Verisk Analytics, Inc. (VRSK - Free Report) is scheduled to report second-quarter 2019 results on Jul 30, after market close.
While strength across all segments should boost the company’s top line, the bottom line is likely to be positively impacted by solid organic growth and contribution from acquisitions.
So far this year, shares of Verisk have gained 37.8%, outperforming the 37% rise of the industry it belongs to and 18.8% increase of the Zacks S&P 500 composite.
Let’s check out the expectations in detail.
Segmental Growth to Drive the Top Line
Verisk’s revenues are likely to be driven by strength across each of the three business segments — Insurance, Energy and Specialized Markets and Financial Services. The Zacks Consensus Estimate for second-quarter 2019 revenues stands at $645.01 million, indicating growth of 7.3% from the year-ago reported figure. In first-quarter 2019, total revenues of $625 million increased 7.5% year over year.
The consensus estimate for Insurance segment revenues is pegged at $463 million, indicating growth of 7.9% from the prior-year reported figure. Segment revenues are expected to be driven by strength across its two units — Underwriting & rating and Claims.
While strength in the company’s industry-standard insurance programs, property-specific underwriting and catastrophe modeling solutions should boost Underwriting & rating revenues, Claims revenues are likely to benefit from repair cost estimating, claims analytics, and remote imagery solutions revenues.
The consensus mark for Energy and Specialized Markets segment revenues is pegged at $136 million, indicating 4.6% increase from the year-ago reported figure. Revenues from environmental health and safety services, market and cost intelligence solutions and core research are expected to aid the segment.
The consensus estimate for Financial Services segment revenues is pegged at $43.55 million, indicating year-over-year growth of 3.7%. The segment should benefit from solid growth in spend-informed analytics and portfolio management, which is likely to be partially offset by weakness in enterprise data management solutions.
Organic Growth & Acquisitions to Drive Bottom Line
Verisk’s bottom line should benefit from solid organic growth, contribution from acquisitions and lower share count, which are likely to be partially offset by higher depreciation and amortization expense and higher effective tax rate.
The Zacks Consensus Estimate for earnings in the to-be-reported quarter is pegged at $1.11 per share, indicating growth of 4.7% from the year-ago quarter reported figure.

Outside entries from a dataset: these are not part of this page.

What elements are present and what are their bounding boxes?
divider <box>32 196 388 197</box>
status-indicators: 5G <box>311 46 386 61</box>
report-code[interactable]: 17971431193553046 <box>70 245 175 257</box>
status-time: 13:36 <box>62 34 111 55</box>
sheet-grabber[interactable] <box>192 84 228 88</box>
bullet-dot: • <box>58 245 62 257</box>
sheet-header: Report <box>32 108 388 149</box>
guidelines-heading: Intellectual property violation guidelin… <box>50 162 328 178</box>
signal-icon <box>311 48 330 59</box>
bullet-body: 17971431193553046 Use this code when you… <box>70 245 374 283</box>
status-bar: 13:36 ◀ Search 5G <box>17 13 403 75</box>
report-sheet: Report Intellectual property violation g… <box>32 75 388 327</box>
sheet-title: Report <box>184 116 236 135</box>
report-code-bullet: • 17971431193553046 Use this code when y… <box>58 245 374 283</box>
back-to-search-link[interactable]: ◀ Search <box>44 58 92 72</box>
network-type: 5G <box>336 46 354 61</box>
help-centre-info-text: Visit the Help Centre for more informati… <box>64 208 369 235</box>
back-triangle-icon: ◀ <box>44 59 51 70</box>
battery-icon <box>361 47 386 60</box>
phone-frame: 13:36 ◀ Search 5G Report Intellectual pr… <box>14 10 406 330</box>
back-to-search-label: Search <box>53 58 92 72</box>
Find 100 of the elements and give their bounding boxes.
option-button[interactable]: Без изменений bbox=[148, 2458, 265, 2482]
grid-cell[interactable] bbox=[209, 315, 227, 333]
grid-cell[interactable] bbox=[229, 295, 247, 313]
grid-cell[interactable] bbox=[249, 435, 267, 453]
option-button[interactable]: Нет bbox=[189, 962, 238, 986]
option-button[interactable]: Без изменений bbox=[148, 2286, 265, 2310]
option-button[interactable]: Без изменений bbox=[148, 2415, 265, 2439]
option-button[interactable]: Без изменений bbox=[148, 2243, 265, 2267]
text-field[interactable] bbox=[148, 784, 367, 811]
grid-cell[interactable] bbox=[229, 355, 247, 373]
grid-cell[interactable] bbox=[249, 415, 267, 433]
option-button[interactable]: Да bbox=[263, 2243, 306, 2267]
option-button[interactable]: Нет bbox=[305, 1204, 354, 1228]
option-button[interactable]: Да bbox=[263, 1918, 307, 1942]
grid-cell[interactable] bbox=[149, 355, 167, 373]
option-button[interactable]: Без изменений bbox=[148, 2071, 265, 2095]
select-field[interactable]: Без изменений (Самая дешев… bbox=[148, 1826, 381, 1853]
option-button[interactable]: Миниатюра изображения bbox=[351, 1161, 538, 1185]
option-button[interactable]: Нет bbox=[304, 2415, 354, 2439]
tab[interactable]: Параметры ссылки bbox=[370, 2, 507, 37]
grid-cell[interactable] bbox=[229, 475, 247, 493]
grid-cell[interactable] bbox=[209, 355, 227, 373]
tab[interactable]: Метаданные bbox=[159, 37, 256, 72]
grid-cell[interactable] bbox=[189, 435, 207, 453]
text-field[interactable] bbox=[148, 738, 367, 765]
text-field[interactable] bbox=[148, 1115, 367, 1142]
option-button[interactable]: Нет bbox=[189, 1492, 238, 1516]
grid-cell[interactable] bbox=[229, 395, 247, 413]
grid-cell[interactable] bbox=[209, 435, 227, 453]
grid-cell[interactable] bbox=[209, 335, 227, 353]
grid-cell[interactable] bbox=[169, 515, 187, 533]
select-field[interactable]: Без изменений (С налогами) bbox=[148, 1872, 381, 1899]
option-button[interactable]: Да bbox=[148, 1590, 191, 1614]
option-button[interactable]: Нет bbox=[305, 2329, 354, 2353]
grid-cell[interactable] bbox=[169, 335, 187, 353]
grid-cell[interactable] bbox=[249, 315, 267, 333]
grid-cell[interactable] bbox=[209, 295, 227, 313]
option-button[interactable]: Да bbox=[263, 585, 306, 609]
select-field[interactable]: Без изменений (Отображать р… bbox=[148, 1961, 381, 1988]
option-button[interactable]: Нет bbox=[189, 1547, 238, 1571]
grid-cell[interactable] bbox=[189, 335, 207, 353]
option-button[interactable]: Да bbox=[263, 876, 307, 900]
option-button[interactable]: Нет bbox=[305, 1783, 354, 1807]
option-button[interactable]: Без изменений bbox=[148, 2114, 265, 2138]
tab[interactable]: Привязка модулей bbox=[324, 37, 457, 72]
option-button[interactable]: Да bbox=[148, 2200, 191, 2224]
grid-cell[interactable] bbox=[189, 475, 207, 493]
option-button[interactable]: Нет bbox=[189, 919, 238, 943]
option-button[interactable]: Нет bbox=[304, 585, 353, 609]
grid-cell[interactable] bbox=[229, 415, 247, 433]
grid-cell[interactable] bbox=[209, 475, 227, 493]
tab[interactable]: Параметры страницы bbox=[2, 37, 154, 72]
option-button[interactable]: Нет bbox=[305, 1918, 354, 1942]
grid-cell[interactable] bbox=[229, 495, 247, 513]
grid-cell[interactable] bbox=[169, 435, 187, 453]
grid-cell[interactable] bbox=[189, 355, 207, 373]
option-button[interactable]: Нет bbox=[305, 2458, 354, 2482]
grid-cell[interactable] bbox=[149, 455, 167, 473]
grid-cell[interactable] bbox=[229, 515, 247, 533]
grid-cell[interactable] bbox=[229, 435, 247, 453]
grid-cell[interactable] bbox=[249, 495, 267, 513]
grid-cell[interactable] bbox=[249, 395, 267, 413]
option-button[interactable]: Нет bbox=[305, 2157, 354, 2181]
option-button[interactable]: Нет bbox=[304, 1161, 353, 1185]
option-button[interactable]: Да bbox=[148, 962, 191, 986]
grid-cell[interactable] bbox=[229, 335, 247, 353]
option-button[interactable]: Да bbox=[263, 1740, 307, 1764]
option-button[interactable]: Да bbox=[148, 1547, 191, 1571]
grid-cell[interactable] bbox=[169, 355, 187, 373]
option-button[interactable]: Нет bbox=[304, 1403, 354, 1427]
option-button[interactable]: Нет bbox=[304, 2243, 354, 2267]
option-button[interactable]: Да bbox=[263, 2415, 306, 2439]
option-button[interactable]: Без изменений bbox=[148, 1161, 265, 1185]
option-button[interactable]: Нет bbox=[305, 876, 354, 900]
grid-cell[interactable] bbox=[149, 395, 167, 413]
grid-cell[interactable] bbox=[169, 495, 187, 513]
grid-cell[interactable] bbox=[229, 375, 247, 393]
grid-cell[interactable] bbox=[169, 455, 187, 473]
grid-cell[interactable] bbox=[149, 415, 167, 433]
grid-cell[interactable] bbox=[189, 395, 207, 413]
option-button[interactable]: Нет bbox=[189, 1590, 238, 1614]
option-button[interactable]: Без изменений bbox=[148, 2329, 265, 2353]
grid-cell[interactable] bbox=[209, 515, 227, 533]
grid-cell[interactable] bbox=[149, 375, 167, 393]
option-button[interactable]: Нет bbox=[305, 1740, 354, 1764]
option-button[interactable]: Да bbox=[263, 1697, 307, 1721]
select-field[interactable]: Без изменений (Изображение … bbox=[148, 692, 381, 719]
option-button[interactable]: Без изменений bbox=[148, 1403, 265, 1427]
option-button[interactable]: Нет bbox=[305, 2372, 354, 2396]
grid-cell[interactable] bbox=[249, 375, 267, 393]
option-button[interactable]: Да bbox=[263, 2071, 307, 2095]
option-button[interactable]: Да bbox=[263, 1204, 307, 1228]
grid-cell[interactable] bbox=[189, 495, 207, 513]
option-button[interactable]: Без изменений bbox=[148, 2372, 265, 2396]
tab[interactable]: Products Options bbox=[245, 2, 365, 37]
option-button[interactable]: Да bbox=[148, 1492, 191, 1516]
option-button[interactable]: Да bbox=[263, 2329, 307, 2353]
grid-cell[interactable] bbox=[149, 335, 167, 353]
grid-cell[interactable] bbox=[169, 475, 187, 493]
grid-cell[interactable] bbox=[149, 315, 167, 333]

In first-quarter 2019, adjusted earnings of $1.03 per share increased 9.6% year over year.
Our Model Suggests a Beat
Please note that according to the Zacks model, a company with a Zacks Rank #1 (Strong Buy), 2 (Buy) or 3 (Hold) has a good chance of beating estimates if it also has a positive Earnings ESP. Zacks Rank #4 (Sell) or 5 (Strong Sell) stocks are best avoided, especially if the companies are witnessing negative estimate revisions. You can uncover the best stocks to buy or sell before they’re reported with our Earnings ESP Filter.
Verisk has a Zacks Rank #3 and an Earnings ESP of +0.10%, a combination that increases the odds of an earnings beat.
Other Stocks to Consider
Here are a few stocks from the broader Zacks Business Services sector that investors may also consider as our model shows that these have the right combination of elements to beat on second-quarter 2019 earnings:
S&P Global (SPGI - Free Report) has an Earnings ESP of +0.94% and a Zacks Rank #2. The company is slated to report results on Aug 1. You can see the complete list of today’s Zacks #1 Rank stocks here.
Clean Harbors (CLH - Free Report) has an Earnings ESP of +3.23% and a Zacks Rank #3. The company is slated to report results on Jul 31.
Green Dot (GDOT - Free Report) has an Earnings ESP of +0.89% and a Zacks Rank #3. The company is slated to release results on Aug 7.